Costly power sold cheap

Lack of demand forces Calif. to sell energy at a loss THE ASSOCIATED PRESS

SAN FRANCISCO - Cool July weather throughout the West has created an abundance of electricity in California, prompting the state to sell power for much less than it paid.

In some cases, traders say, energy bought at an average of $138 per megawatt is being sold for as little as $1 per megawatt.

State officials acknowledged selling excess power over the past week, but disputed the price. They also said the sales are a blip during a long, hot summer and blackouts are still possible if the mercury soars.

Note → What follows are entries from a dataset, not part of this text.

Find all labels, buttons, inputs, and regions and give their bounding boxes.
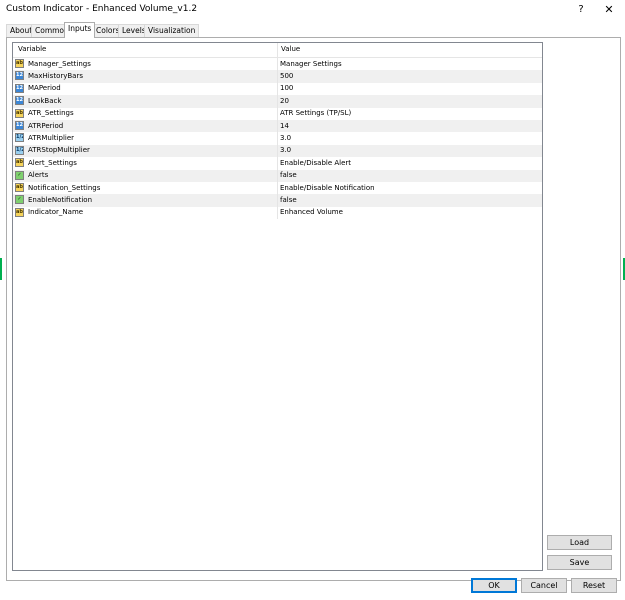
integer-type-icon: 123 bbox=[15, 121, 24, 130]
grid-header: Variable Value bbox=[13, 43, 542, 58]
title-bar: Custom Indicator - Enhanced Volume_v1.2 … bbox=[0, 0, 625, 19]
column-divider bbox=[277, 144, 278, 158]
variable-value[interactable]: Manager Settings bbox=[280, 60, 342, 68]
integer-type-icon: 123 bbox=[15, 71, 24, 81]
integer-type-icon: 123 bbox=[15, 83, 24, 93]
variable-value[interactable]: 14 bbox=[280, 122, 289, 130]
variable-value[interactable]: Enable/Disable Notification bbox=[280, 184, 375, 192]
variable-value[interactable]: 500 bbox=[280, 72, 293, 80]
variable-name: Manager_Settings bbox=[28, 59, 91, 68]
boolean-type-icon: ✓ bbox=[15, 170, 24, 180]
string-type-icon: ab bbox=[15, 207, 24, 217]
variable-name: Indicator_Name bbox=[28, 208, 84, 217]
close-button[interactable]: ✕ bbox=[601, 2, 617, 17]
help-button[interactable]: ? bbox=[573, 2, 589, 17]
reset-button[interactable]: Reset bbox=[571, 578, 617, 593]
double-type-icon: 1/2 bbox=[15, 145, 24, 155]
variable-value[interactable]: false bbox=[280, 171, 297, 179]
column-divider bbox=[277, 70, 278, 83]
table-row[interactable]: 1/2 ATRStopMultiplier 3.0 bbox=[13, 144, 542, 158]
variable-name: ATRMultiplier bbox=[28, 133, 75, 142]
variable-value[interactable]: 100 bbox=[280, 84, 293, 92]
table-row[interactable]: ab Alert_Settings Enable/Disable Alert bbox=[13, 157, 542, 170]
boolean-type-icon: ✓ bbox=[15, 195, 24, 205]
column-divider bbox=[277, 132, 278, 145]
string-type-icon: ab bbox=[15, 108, 24, 118]
variable-name: Alert_Settings bbox=[28, 158, 77, 167]
table-row[interactable]: ab Notification_Settings Enable/Disable … bbox=[13, 182, 542, 195]
string-type-icon: ab bbox=[15, 183, 24, 192]
column-divider bbox=[277, 194, 278, 207]
variable-value[interactable]: false bbox=[280, 196, 297, 204]
column-divider bbox=[277, 58, 278, 71]
table-row[interactable]: 123 ATRPeriod 14 bbox=[13, 120, 542, 133]
variable-value[interactable]: 3.0 bbox=[280, 134, 291, 142]
string-type-icon: ab bbox=[15, 158, 24, 168]
table-row[interactable]: 123 MAPeriod 100 bbox=[13, 82, 542, 96]
variable-name: Notification_Settings bbox=[28, 183, 101, 192]
variable-name: EnableNotification bbox=[28, 195, 93, 204]
column-divider bbox=[277, 169, 278, 182]
variable-name: ATR_Settings bbox=[28, 109, 74, 118]
table-row[interactable]: 123 MaxHistoryBars 500 bbox=[13, 70, 542, 83]
table-row[interactable]: ✓ Alerts false bbox=[13, 169, 542, 182]
table-row[interactable]: ✓ EnableNotification false bbox=[13, 194, 542, 207]
variable-value[interactable]: Enhanced Volume bbox=[280, 208, 343, 216]
variable-name: ATRPeriod bbox=[28, 121, 64, 130]
column-header-value[interactable]: Value bbox=[281, 45, 300, 53]
integer-type-icon: 123 bbox=[15, 96, 24, 106]
table-row[interactable]: ab Manager_Settings Manager Settings bbox=[13, 58, 542, 71]
variable-value[interactable]: Enable/Disable Alert bbox=[280, 159, 351, 167]
column-divider bbox=[277, 157, 278, 170]
variable-name: LookBack bbox=[28, 96, 62, 105]
column-divider[interactable] bbox=[277, 43, 278, 57]
column-divider bbox=[277, 120, 278, 133]
cancel-button[interactable]: Cancel bbox=[521, 578, 567, 593]
variable-value[interactable]: ATR Settings (TP/SL) bbox=[280, 109, 351, 117]
table-row[interactable]: 123 LookBack 20 bbox=[13, 95, 542, 108]
variable-name: MaxHistoryBars bbox=[28, 71, 83, 80]
variable-name: Alerts bbox=[28, 171, 49, 180]
tab-visualization[interactable]: Visualization bbox=[144, 24, 200, 37]
column-divider bbox=[277, 206, 278, 220]
variable-name: ATRStopMultiplier bbox=[28, 146, 90, 155]
save-button[interactable]: Save bbox=[547, 555, 612, 570]
table-row[interactable]: 1/2 ATRMultiplier 3.0 bbox=[13, 132, 542, 145]
column-header-variable[interactable]: Variable bbox=[18, 45, 46, 53]
string-type-icon: ab bbox=[15, 59, 24, 68]
load-button[interactable]: Load bbox=[547, 535, 612, 550]
background-chart-fragment bbox=[0, 258, 2, 280]
variable-name: MAPeriod bbox=[28, 84, 61, 93]
table-row[interactable]: ab ATR_Settings ATR Settings (TP/SL) bbox=[13, 107, 542, 120]
variable-value[interactable]: 3.0 bbox=[280, 146, 291, 154]
column-divider bbox=[277, 95, 278, 108]
variable-value[interactable]: 20 bbox=[280, 97, 289, 105]
table-row[interactable]: ab Indicator_Name Enhanced Volume bbox=[13, 206, 542, 220]
inputs-grid[interactable]: Variable Value ab Manager_Settings Manag… bbox=[12, 42, 543, 571]
column-divider bbox=[277, 182, 278, 195]
ok-button[interactable]: OK bbox=[471, 578, 517, 593]
column-divider bbox=[277, 107, 278, 120]
column-divider bbox=[277, 82, 278, 96]
double-type-icon: 1/2 bbox=[15, 133, 24, 143]
tab-inputs[interactable]: Inputs bbox=[64, 22, 96, 38]
window-title: Custom Indicator - Enhanced Volume_v1.2 bbox=[6, 4, 198, 14]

However, the sales could encourage criticism that the state bought too much power at too high a price in its haste to fend off blackouts.

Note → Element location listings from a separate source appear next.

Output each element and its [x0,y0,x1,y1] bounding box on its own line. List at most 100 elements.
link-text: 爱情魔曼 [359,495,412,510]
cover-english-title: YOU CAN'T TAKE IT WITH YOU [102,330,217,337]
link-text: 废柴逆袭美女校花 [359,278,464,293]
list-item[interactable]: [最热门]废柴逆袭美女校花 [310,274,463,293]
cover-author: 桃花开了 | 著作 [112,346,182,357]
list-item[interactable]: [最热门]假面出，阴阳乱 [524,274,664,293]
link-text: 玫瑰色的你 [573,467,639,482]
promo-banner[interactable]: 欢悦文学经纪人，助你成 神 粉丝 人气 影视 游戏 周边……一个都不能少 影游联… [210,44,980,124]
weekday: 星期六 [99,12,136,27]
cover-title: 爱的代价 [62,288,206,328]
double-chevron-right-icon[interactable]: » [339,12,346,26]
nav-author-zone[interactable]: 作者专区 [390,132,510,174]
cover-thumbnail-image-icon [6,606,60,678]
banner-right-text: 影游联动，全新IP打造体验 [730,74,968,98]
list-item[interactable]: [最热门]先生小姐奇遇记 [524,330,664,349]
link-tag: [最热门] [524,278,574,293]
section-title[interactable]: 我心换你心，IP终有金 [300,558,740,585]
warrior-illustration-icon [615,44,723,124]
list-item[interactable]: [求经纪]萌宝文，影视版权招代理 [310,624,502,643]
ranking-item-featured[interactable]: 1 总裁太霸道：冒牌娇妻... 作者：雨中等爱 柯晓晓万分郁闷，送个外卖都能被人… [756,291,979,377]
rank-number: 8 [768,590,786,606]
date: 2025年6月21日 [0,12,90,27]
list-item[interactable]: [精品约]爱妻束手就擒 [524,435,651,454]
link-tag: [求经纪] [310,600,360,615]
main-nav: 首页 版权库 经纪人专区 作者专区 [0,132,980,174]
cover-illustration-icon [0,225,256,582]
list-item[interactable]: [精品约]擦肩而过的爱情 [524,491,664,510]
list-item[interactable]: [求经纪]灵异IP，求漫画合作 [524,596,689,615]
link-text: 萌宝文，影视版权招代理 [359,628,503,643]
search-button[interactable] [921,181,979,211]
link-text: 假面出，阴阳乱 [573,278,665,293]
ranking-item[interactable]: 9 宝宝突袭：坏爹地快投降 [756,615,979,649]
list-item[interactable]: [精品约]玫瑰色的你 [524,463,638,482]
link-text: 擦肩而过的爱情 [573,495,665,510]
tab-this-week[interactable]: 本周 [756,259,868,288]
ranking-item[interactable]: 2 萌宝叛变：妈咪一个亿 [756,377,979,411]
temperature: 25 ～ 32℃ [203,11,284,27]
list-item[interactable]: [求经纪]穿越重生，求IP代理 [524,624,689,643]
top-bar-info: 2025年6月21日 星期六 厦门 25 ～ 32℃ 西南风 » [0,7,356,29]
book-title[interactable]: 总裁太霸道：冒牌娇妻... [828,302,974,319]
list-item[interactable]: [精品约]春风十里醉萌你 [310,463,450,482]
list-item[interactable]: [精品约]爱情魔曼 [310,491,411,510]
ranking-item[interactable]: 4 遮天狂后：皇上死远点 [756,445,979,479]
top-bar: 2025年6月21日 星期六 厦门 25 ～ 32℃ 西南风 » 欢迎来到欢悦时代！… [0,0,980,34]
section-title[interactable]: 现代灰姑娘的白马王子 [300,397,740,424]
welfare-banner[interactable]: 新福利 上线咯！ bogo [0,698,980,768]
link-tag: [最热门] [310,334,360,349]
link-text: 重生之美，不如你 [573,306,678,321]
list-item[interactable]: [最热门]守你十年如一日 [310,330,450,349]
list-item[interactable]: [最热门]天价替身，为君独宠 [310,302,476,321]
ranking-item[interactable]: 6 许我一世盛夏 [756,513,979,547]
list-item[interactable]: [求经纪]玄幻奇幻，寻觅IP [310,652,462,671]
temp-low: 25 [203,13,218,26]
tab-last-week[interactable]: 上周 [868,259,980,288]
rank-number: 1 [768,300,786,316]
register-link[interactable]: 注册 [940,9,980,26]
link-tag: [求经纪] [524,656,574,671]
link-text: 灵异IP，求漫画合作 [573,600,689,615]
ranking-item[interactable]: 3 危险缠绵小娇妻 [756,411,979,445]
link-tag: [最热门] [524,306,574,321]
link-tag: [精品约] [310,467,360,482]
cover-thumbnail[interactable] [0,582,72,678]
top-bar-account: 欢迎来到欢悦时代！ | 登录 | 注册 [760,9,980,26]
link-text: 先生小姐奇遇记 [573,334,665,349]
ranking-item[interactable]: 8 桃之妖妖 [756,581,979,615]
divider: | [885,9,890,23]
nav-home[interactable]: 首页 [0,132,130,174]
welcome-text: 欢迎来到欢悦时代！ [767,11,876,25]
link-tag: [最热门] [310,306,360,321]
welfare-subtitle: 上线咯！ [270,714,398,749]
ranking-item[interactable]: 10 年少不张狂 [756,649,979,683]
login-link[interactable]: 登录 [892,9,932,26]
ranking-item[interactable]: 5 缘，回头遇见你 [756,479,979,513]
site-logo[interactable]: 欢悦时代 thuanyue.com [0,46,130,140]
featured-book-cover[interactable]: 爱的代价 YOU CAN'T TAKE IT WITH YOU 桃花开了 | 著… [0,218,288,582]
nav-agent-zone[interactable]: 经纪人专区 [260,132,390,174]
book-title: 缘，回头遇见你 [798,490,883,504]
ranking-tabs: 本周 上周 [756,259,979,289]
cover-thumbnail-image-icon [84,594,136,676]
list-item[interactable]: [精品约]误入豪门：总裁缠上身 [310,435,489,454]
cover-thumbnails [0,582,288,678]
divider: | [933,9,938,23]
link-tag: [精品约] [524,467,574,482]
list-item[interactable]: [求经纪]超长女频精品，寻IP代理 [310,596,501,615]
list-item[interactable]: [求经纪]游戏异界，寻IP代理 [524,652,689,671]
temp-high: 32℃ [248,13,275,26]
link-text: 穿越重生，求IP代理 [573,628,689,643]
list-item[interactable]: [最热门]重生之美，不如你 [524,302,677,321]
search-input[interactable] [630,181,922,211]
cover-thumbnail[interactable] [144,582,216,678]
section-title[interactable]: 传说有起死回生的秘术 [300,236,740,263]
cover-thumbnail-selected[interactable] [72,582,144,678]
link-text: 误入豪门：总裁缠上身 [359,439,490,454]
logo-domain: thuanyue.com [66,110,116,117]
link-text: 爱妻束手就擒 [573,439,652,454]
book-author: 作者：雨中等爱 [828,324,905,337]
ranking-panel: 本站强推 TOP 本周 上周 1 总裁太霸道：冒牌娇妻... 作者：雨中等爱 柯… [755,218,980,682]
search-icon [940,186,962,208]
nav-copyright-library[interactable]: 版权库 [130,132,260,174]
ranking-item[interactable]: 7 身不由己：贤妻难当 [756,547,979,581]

"If the price is $138 on average for a month and you have to turn around and sell a chunk of it for a dollar, you're not going to look real good to a number of people," said Gary Ackerman, executive director of the Western Power Trading Forum. "I just don't think many people in California truly understood what their state did when they stepped into this business."

California Energy Markets, a trade weekly, said the state sold power last week at $25 per megawatt - a price that Steve Maviglio, a spokesman for Gov. Gray Davis, said was "much closer to reality" than the purported $1 quoted by Ackerman.

Unlike natural gas, extra electricity cannot be stored for later use. Since Californians haven't been running their air conditioners as often as expected during the past week, the state hasn't needed all 38,000 megawatts it had figured it would need.

The state Department of Water Resources, in charge of buying power for three financially ailing utilities, has spent the past few months arming the state with long-term energy contracts while weaning itself from buying the highest-priced power on the last-minute electricity market.

"This is unusual, but it was anticipated. It is typical in the power-buying operation," said Oscar Hidalgo, a department spokesman.

http://www.azstarnet.com/star/today/10719RPowerWoes.html

-- Martin Thompson (mthom1927@aol.com), July 19, 2001

Answers

Bankrupt Transco, Columbia Gas, and others did the same thing, they bought long term gas contracts at high prices and the gas market dropped and then the long downward spiral.

Also, PG&E bonuses where approved by the Bankrupcy Court to the tune of 17.5 million dollars. The reason given is that loss of any of these nincompoops would cause "potentially serious harm to the estate from attrition of key management employees." If they would give me 17.5 million dollars, I could bankrupt PG&E and do a better job.